Thoughts on D-Day

I’ve been sick all week and today was the first day I was able to go out into the real world. Honestly, until I was heading back from a meeting, it did not occur to me at all that today was D-Day. I only remember it when hearing someone say on the radio that today was June 6th and we should know what that day is. It then occurred to me that it was D-Day.

The speaker spoke on what happened and while we seem to know what happened, he really spoke on what happened. I found myself getting emotionally gripped as I drove and listened. I heard about what a great day this was in the history of the U.S. Military and in the history of the U.S. period. (Heck. Let’s just say the history of the world. D-Day changed everything.)

Eisenhower wasn’t sure the plan would succeed and they had had to cancel the plan several times because the weather wasn’t permitting. Some say there was divine providence at hand that day as the weather was working in favor of the allied forces. Who is to say indeed that the hand of God was not present and the U.S. Military was his means of eliminating this evil?

The speaker spoke about how it was said that even in training for the event that there were deaths. There were numerous deaths though as the soldiers were just landing on the shores. What was most chilling at this point was hearing about Point-du-Hoc. Here, U.S. Rangers scaled the walls being picked off one-by-one by the German guns at the top, but the Rangers kept coming until they reached the top and won.

I thought about that. How many soldiers kept climbing knowing it likely they’d never see their wives again in this lifetime? They’d never get to hug their children? They’d never share a drink with their friends again? They’d never get to see another sunrise or another sunset? To climb that wall was to be essentially a request to die.

And they did it anyway.

And they won.

A lot of them died of course, but they died knowing that someone behind them was going to go on and carry the fight on. Some of them might have gone knowing they were most likely bullet fodder and they didn’t have a chance of scaling that wall themselves. Apparently, they didn’t care. They knew evil had to be stopped and their desires put aside.

I am not a pacifist, but I believe it was Patton who said “War is Hell.” I agree. It is something that I wish didn’t have to happen. I wish we didn’t have to lock people up in prison, but we do. I am proud of what happened 68 years ago today though. I have great support for our military forces and what they did to bring about the downfall of evil.
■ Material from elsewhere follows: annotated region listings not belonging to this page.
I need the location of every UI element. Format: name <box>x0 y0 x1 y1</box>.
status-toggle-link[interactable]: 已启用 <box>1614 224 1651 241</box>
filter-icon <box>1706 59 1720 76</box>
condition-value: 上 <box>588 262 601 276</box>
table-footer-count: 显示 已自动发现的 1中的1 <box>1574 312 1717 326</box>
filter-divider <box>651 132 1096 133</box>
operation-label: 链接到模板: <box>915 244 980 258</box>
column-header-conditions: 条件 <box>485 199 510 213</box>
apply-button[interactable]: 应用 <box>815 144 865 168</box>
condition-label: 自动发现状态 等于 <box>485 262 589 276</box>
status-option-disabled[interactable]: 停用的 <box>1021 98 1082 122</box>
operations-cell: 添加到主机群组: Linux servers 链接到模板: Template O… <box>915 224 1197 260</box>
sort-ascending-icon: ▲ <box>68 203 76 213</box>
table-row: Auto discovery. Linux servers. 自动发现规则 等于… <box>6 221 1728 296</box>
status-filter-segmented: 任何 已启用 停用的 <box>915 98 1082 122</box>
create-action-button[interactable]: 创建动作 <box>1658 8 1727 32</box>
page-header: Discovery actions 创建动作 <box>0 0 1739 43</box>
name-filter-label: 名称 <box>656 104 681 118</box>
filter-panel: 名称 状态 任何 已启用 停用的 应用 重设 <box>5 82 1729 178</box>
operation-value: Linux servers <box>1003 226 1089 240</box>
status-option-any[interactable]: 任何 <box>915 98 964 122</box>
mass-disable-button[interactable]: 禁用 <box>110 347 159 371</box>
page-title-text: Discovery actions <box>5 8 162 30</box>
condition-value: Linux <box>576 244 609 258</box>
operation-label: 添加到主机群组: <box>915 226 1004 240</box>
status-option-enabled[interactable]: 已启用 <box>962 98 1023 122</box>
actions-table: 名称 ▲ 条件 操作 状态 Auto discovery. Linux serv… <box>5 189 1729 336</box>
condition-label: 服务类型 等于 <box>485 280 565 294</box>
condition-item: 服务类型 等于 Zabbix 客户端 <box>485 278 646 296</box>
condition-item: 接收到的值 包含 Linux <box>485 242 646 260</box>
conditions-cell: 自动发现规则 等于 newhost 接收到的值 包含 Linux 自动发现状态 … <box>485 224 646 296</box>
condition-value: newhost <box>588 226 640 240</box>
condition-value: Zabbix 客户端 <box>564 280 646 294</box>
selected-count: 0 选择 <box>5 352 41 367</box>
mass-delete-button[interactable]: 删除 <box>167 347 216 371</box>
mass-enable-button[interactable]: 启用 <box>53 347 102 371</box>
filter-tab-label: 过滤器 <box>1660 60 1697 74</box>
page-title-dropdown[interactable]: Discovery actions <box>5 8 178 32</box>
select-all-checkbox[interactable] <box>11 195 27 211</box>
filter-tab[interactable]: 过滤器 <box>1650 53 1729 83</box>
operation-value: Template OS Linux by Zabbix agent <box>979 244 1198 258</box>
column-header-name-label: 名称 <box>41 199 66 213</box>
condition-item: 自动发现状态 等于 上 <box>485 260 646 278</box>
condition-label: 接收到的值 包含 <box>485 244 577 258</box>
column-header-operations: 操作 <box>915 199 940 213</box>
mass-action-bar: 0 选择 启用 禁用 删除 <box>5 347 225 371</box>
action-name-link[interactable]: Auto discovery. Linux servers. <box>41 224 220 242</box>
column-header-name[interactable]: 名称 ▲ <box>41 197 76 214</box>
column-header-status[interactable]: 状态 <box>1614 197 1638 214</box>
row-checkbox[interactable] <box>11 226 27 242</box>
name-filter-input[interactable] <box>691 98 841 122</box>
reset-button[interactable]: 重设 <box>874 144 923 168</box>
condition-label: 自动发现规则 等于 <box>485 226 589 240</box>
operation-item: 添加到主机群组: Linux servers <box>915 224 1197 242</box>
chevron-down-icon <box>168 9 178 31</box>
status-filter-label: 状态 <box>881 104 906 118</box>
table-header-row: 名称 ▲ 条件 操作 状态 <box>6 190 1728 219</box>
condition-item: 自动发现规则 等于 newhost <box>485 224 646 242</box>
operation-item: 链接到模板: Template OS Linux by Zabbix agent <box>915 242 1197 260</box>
And I think we Christians can learn from that also. We can look at the sacrifices these men made. Granted, they died for a great cause, but the greatest cause to live and die for is the cause of Christ. If men are willing to go into known suicide for an earthly cause, how much more should we be willing to face all opposition for a heavenly one?

Men of D-Day! We salute you! If any veteran reads this, you have my salute! Thank you for being willing to die so that I could be free today.